On Wed, 2006-31-05 at 22:06 +1000, Herbert Xu wrote:
> On Wed, May 31, 2006 at 12:08:18AM -0700, David Miller wrote:
> > 
> > I understand what you're saying.  What I'm talking about is that in
> > net channel drivers we might go back to IRQ disabling locks again.
> 
> OK, let's assume that the TX completion will go back into the IRQ
> handler.  I contend that we can still get by with a BH-disabling
> xmit_lock.  This is how it would work:
> 
> The IRQ handler would look like
> 
> 	if (!spin_trylock(&dev->xmit_lock)) {
> 		tasklet_schedule(&priv->tx_completion_tasklet);
> 		return;
> 	}
> 
> 	handle_tx_completion();
> 	spin_unlock(&dev->xmit_lock);
> 
> Where the TX completion tasklet would simply do
> 
> 	spin_lock(&dev->xmit_lock);
> 	handle_tx_completion();
> 	spin_unlock(&dev->xmit_lock);
> 
> What do you think?

Been done in the past, bad numbers especially in SMP for reasons of
latency and likelihood that a tasklet will run in a totally different
CPU.

Latency-wise: TX completion interrupt provides the best latency.
Processing in the poll() -aka softirq- was almost close to the hardirq
variant. So if you can make things run in a softirq such as transmit
one, then the numbers will likely stay the same.

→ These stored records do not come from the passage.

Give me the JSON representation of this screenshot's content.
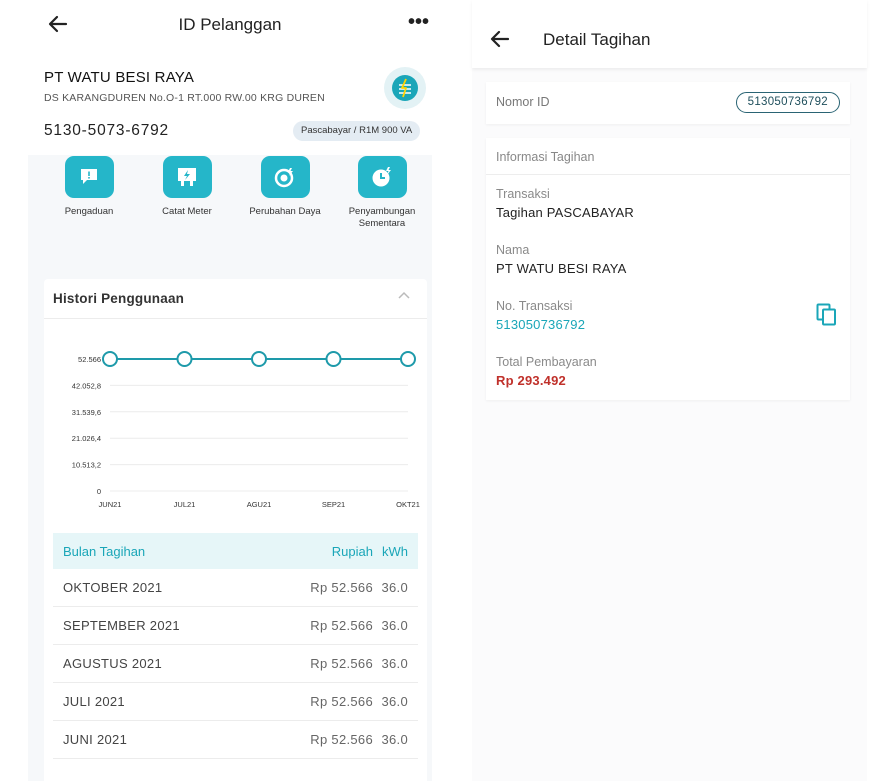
{
  "left_screen": {
    "title": "ID Pelanggan",
    "more_label": "•••",
    "customer": {
      "name": "PT WATU BESI RAYA",
      "address": "DS KARANGDUREN No.O-1 RT.000 RW.00 KRG DUREN",
      "id": "5130-5073-6792",
      "tariff": "Pascabayar / R1M 900 VA"
    },
    "menu": [
      {
        "label": "Pengaduan",
        "icon": "complaint-icon"
      },
      {
        "label": "Catat Meter",
        "icon": "meter-icon"
      },
      {
        "label": "Perubahan Daya",
        "icon": "power-change-icon"
      },
      {
        "label": "Penyambungan Sementara",
        "icon": "temporary-connection-icon"
      }
    ],
    "history": {
      "title": "Histori Penggunaan",
      "table_headers": {
        "month": "Bulan Tagihan",
        "amount": "Rupiah",
        "kwh": "kWh"
      },
      "rows": [
        {
          "month": "OKTOBER 2021",
          "amount": "Rp 52.566",
          "kwh": "36.0"
        },
        {
          "month": "SEPTEMBER 2021",
          "amount": "Rp 52.566",
          "kwh": "36.0"
        },
        {
          "month": "AGUSTUS 2021",
          "amount": "Rp 52.566",
          "kwh": "36.0"
        },
        {
          "month": "JULI 2021",
          "amount": "Rp 52.566",
          "kwh": "36.0"
        },
        {
          "month": "JUNI 2021",
          "amount": "Rp 52.566",
          "kwh": "36.0"
        }
      ]
    }
  },
  "chart_data": {
    "type": "line",
    "categories": [
      "JUN21",
      "JUL21",
      "AGU21",
      "SEP21",
      "OKT21"
    ],
    "values": [
      52566,
      52566,
      52566,
      52566,
      52566
    ],
    "y_ticks": [
      "0",
      "10.513,2",
      "21.026,4",
      "31.539,6",
      "42.052,8",
      "52.566"
    ],
    "ylim": [
      0,
      52566
    ],
    "title": "",
    "xlabel": "",
    "ylabel": "",
    "grid": true,
    "line_color": "#1e9aaa"
  },
  "right_screen": {
    "title": "Detail Tagihan",
    "id_label": "Nomor ID",
    "id_value": "513050736792",
    "info_header": "Informasi Tagihan",
    "fields": {
      "transaction_label": "Transaksi",
      "transaction_value": "Tagihan PASCABAYAR",
      "name_label": "Nama",
      "name_value": "PT WATU BESI RAYA",
      "trx_no_label": "No. Transaksi",
      "trx_no_value": "513050736792",
      "total_label": "Total Pembayaran",
      "total_value": "Rp 293.492"
    }
  },
  "colors": {
    "accent": "#25b6c9",
    "teal_text": "#1aa6b8",
    "total_red": "#c0312b"
  }
}
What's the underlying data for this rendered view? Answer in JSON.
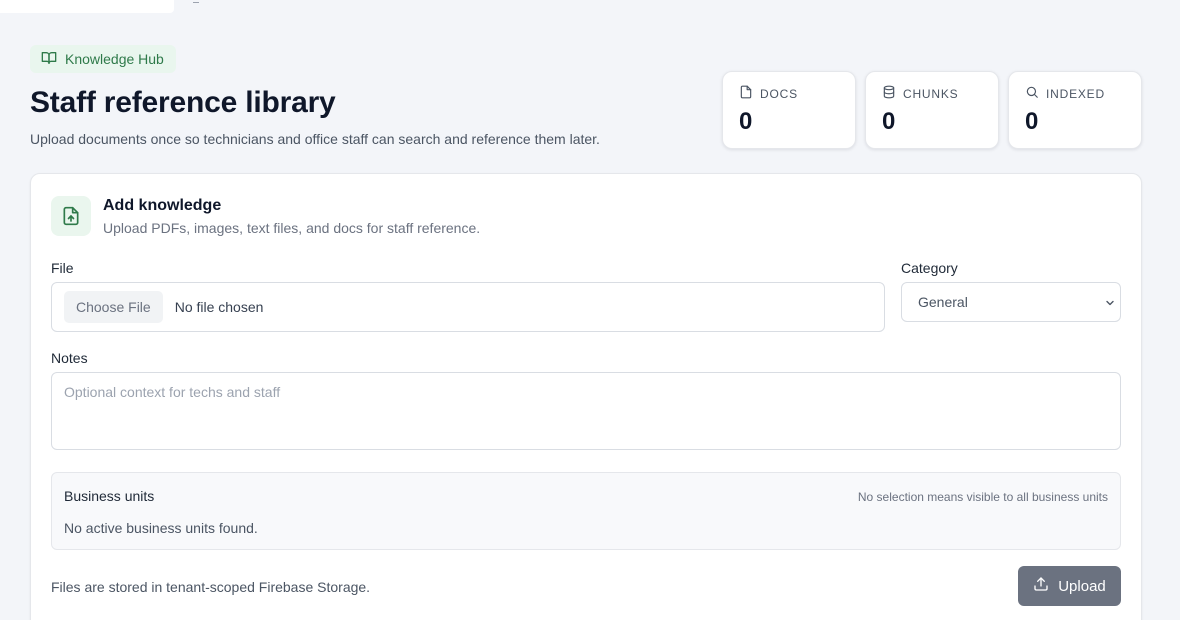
{
  "header": {
    "badge_label": "Knowledge Hub",
    "title": "Staff reference library",
    "subtitle": "Upload documents once so technicians and office staff can search and reference them later."
  },
  "stats": [
    {
      "label": "DOCS",
      "value": "0",
      "icon": "file-icon"
    },
    {
      "label": "CHUNKS",
      "value": "0",
      "icon": "database-icon"
    },
    {
      "label": "INDEXED",
      "value": "0",
      "icon": "search-icon"
    }
  ],
  "form": {
    "title": "Add knowledge",
    "subtitle": "Upload PDFs, images, text files, and docs for staff reference.",
    "file_label": "File",
    "file_button": "Choose File",
    "file_status": "No file chosen",
    "category_label": "Category",
    "category_value": "General",
    "notes_label": "Notes",
    "notes_placeholder": "Optional context for techs and staff",
    "business_units_title": "Business units",
    "business_units_hint": "No selection means visible to all business units",
    "business_units_empty": "No active business units found.",
    "footnote": "Files are stored in tenant-scoped Firebase Storage.",
    "upload_label": "Upload"
  },
  "colors": {
    "accent_green": "#2f7a4a",
    "badge_bg": "#e9f6ee",
    "button_gray": "#6b7280",
    "page_bg": "#f3f5f9"
  }
}
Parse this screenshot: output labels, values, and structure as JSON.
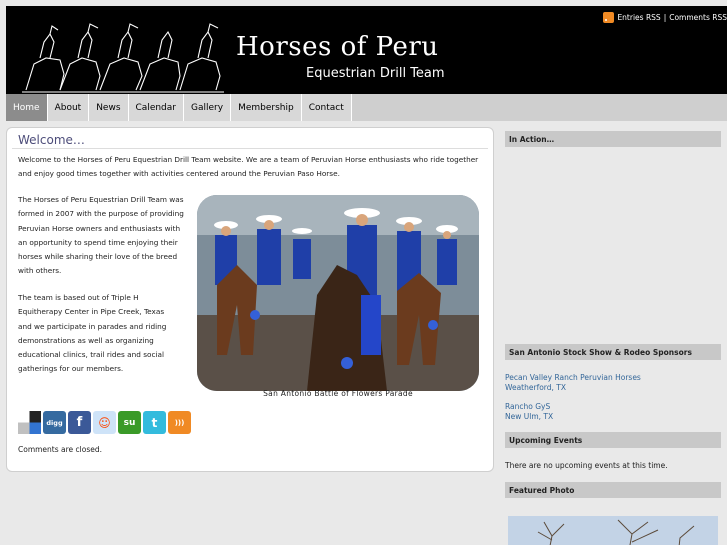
{
  "header": {
    "title": "Horses of Peru",
    "tagline": "Equestrian Drill Team",
    "entries_rss": "Entries RSS",
    "separator": "|",
    "comments_rss": "Comments RSS"
  },
  "nav": {
    "items": [
      {
        "label": "Home",
        "active": true
      },
      {
        "label": "About"
      },
      {
        "label": "News"
      },
      {
        "label": "Calendar"
      },
      {
        "label": "Gallery"
      },
      {
        "label": "Membership"
      },
      {
        "label": "Contact"
      }
    ]
  },
  "main": {
    "title": "Welcome…",
    "intro": "Welcome to the Horses of Peru Equestrian Drill Team website.  We are a team of Peruvian Horse enthusiasts who ride together and enjoy good times together with activities centered around the Peruvian Paso Horse.",
    "formed": "The Horses of Peru Equestrian Drill Team was formed in 2007 with the purpose of providing Peruvian Horse owners and enthusiasts with an opportunity to spend time enjoying their horses while sharing their love of the breed with others.",
    "based": "The team is based out of Triple H Equitherapy Center in Pipe Creek, Texas and we participate in parades and riding demonstrations as well as organizing educational clinics, trail rides and social gatherings for our members.",
    "photo_caption": "San Antonio Battle of Flowers Parade",
    "share_icons": [
      {
        "name": "delicious-icon",
        "glyph": "",
        "color": "#3274d1"
      },
      {
        "name": "digg-icon",
        "glyph": "digg",
        "color": "#356aa0"
      },
      {
        "name": "facebook-icon",
        "glyph": "f",
        "color": "#3b5998"
      },
      {
        "name": "reddit-icon",
        "glyph": "☺",
        "color": "#cee3f8"
      },
      {
        "name": "stumbleupon-icon",
        "glyph": "su",
        "color": "#3a9a28"
      },
      {
        "name": "twitter-icon",
        "glyph": "t",
        "color": "#33bbdd"
      },
      {
        "name": "rss-icon",
        "glyph": ")))",
        "color": "#f08a24"
      }
    ],
    "comments_closed": "Comments are closed."
  },
  "sidebar": {
    "in_action_title": "In Action…",
    "sponsors_title": "San Antonio Stock Show & Rodeo Sponsors",
    "sponsors": [
      {
        "name": "Pecan Valley Ranch Peruvian Horses",
        "location": "Weatherford, TX"
      },
      {
        "name": "Rancho GyS",
        "location": "New Ulm, TX"
      }
    ],
    "upcoming_title": "Upcoming Events",
    "upcoming_text": "There are no upcoming events at this time.",
    "featured_title": "Featured Photo"
  },
  "colors": {
    "header_bg": "#000000",
    "nav_active": "#8c8c8c",
    "link": "#336699",
    "rss": "#f08a24"
  }
}
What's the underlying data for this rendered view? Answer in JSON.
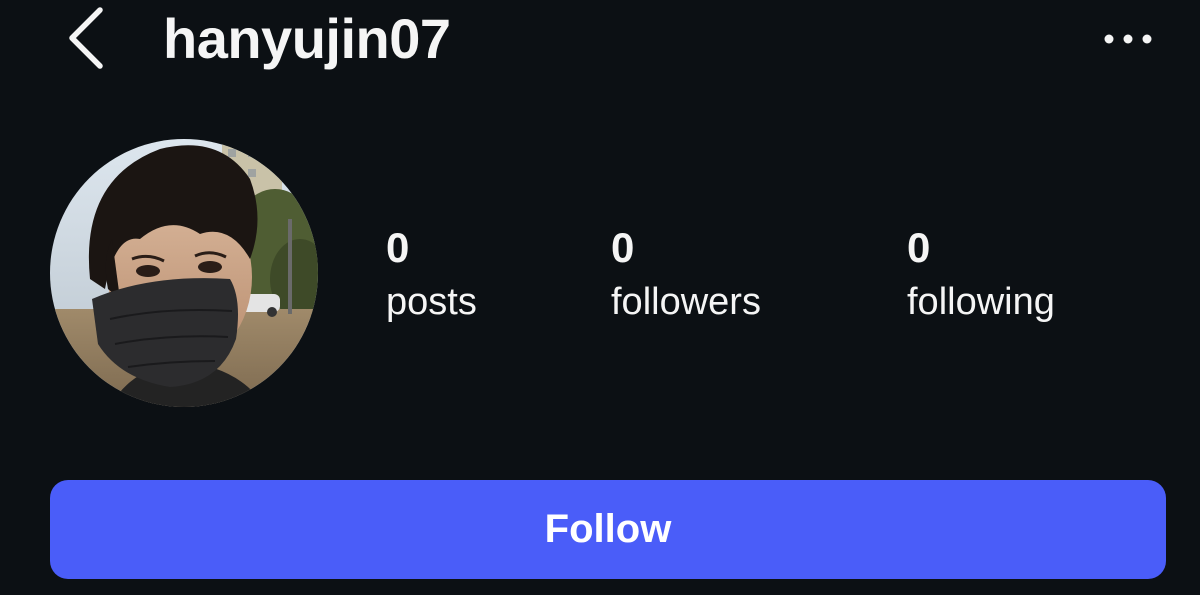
{
  "header": {
    "username": "hanyujin07",
    "back_icon": "chevron-left-icon",
    "more_icon": "more-horizontal-icon"
  },
  "profile": {
    "avatar_icon": "profile-photo",
    "stats": {
      "posts": {
        "count": "0",
        "label": "posts"
      },
      "followers": {
        "count": "0",
        "label": "followers"
      },
      "following": {
        "count": "0",
        "label": "following"
      }
    }
  },
  "actions": {
    "follow_label": "Follow"
  },
  "colors": {
    "background": "#0c1014",
    "text": "#f5f5f5",
    "accent": "#4a5df9"
  }
}
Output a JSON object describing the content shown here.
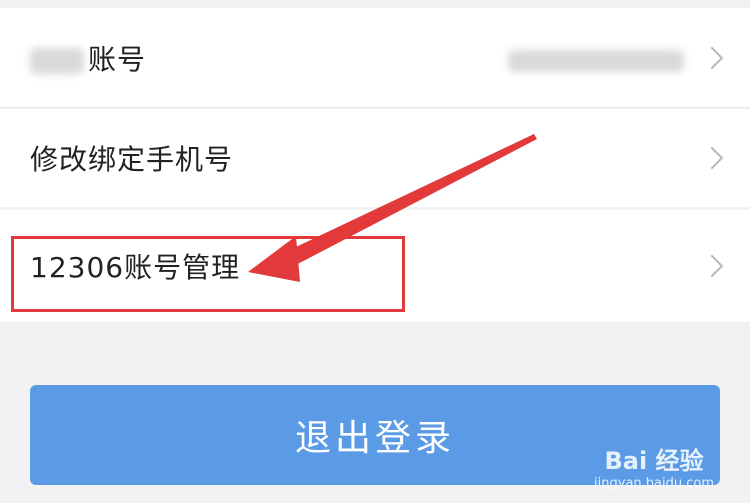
{
  "rows": [
    {
      "label": "账号"
    },
    {
      "label": "修改绑定手机号"
    },
    {
      "label": "12306账号管理"
    }
  ],
  "logout": {
    "label": "退出登录"
  },
  "watermark": {
    "brand": "Bai 经验",
    "site": "jingyan.baidu.com"
  },
  "colors": {
    "accent": "#5b9be5",
    "annotation": "#e23a3a"
  },
  "icons": {
    "row_arrow": "chevron-right-icon"
  }
}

Sorry, I havent been following discussions on netchannels[1] so i am not
qualified to comment on the "replacement" part Dave mentioned earlier.
What I can say is the tx processing doesnt have to be part of the NAPI
poll() and still use hardirq.

If you look at the earlier NAPI drivers such as the tulip or the
broadcom 1250, the TX EOL was always made an exception and was never
touched by the ->poll() code rather by the main interrupt routine. I do
prefer the scheme of leaving the TX EOL out of the NAPI poll because i
believe that it provides better performance. The caveat is there's a lot
of fscked hardware out there that does unconditional clear-on-read of
the int status register;-> I had a lot of fun with bcm1250 and ended
discovering that there were infact two status regs ;-> (it pays to know
people for undocumented things;->) one was for debug version which
doesnt clear on writing. So in one spot i would read the real register
and in the other the debug version. I had numbers which showed doing it
this way provided better performance than doing it in the poll() routine
(scouring the code just now it seems my version never made it in, so you
will see something along the lines of e1000/tg3).

BTW, Andi Kleen on CC is the person who posted some numbers on the LLTX
(as well as the patch) at some point.
I have also CCed Robert who may have comments on the use of tasklets. 

cheers,
jamal

[1] Such a shame, such an exciting topic, such few cycles. I will have
time RealSoonNow and you will probably see a_patch_from_me_too.